Your Existing Policy Probably Covers Telehealth. Probably.
Most small practice owners we talk to assume their existing malpractice policy automatically extends to telehealth visits. About 80 percent of the time, they're right. The other 20 percent is where the trouble starts.
Carriers split into three rough buckets. Some treat telehealth as a routine extension of in-person care with no policy change required. Some require a written endorsement or rider before they'll cover a virtual visit. A handful exclude telehealth entirely unless you buy a separate product. You don't know which bucket you're in until you ask, and "I assumed I was covered" is not a defense if a claim hits.
Stop reading this and email your carrier. Ask one question: "Does my current policy cover patient encounters conducted by video, phone, and secure messaging, including across state lines where I hold an active license?" Get the answer in writing. Save the email. That single email is the cheapest risk reduction you'll do this year.
The Coverage Questions That Actually Matter
"Are we covered" is too blunt a question to be useful. When you sit down with your carrier or broker, work through this list one at a time and write the answers down.
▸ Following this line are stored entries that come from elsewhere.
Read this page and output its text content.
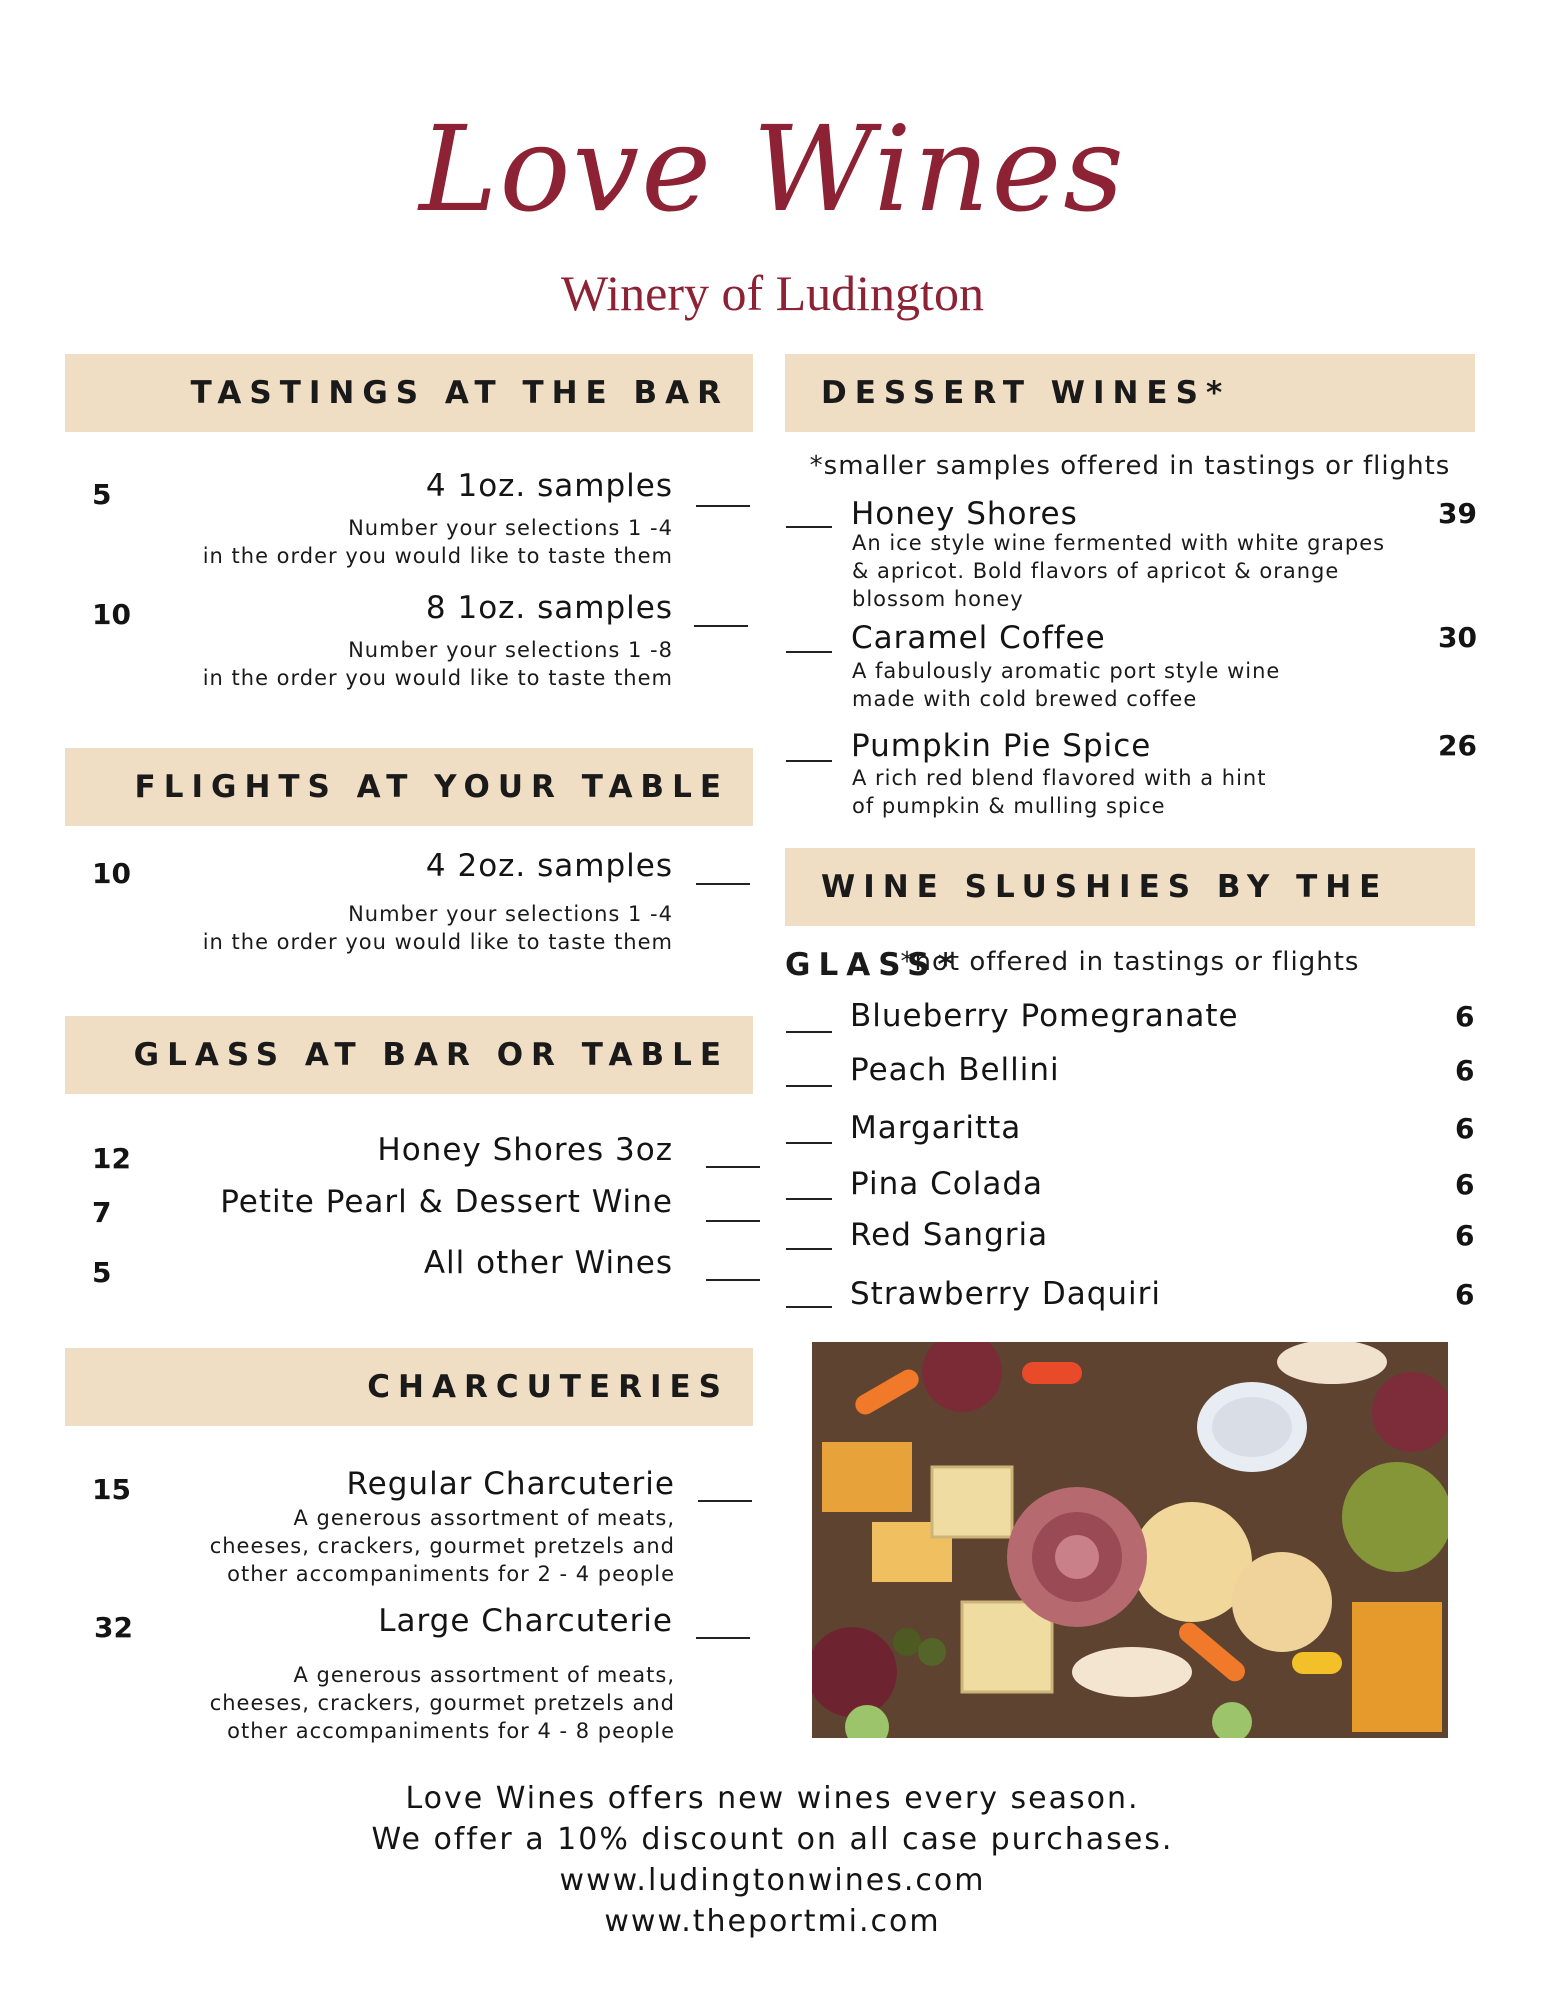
Love Wines
Winery of Ludington
TASTINGS AT THE BAR
5	4 1oz. samples
Number your selections 1 -4
in the order you would like to taste them
10	8 1oz. samples
Number your selections 1 -8
in the order you would like to taste them
FLIGHTS AT YOUR TABLE
10	4 2oz. samples
Number your selections 1 -4
in the order you would like to taste them
GLASS AT BAR OR TABLE
12	Honey Shores 3oz
7	Petite Pearl & Dessert Wine
5	All other Wines
CHARCUTERIES
15	Regular Charcuterie
A generous assortment of meats,
cheeses, crackers, gourmet pretzels and
other accompaniments for 2 - 4 people
32	Large Charcuterie
A generous assortment of meats,
cheeses, crackers, gourmet pretzels and
other accompaniments for 4 - 8 people
DESSERT WINES*
*smaller samples offered in tastings or flights
Honey Shores	39
An ice style wine fermented with white grapes
& apricot. Bold flavors of apricot & orange
blossom honey
Caramel Coffee	30
A fabulously aromatic port style wine
made with cold brewed coffee
Pumpkin Pie Spice	26
A rich red blend flavored with a hint
of pumpkin & mulling spice
WINE SLUSHIES BY THE GLASS*
*not offered in tastings or flights
Blueberry Pomegranate	6
Peach Bellini	6
Margaritta	6
Pina Colada	6
Red Sangria	6
Strawberry Daquiri	6
Love Wines offers new wines every season.
We offer a 10% discount on all case purchases.
www.ludingtonwines.com
www.theportmi.com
- Visit modalities. Does the policy cover video, audio-only (phone), and asynchronous SMS or store-and-forward visits? Some policies cover video but exclude phone-only, which is a problem if half your Medicare patients prefer the phone.
- Patient location. Are you covered when the patient is in a state where you hold an active license but you are physically in your home state? This is the common cross-state visit, and most carriers cover it. But "most" is not "all."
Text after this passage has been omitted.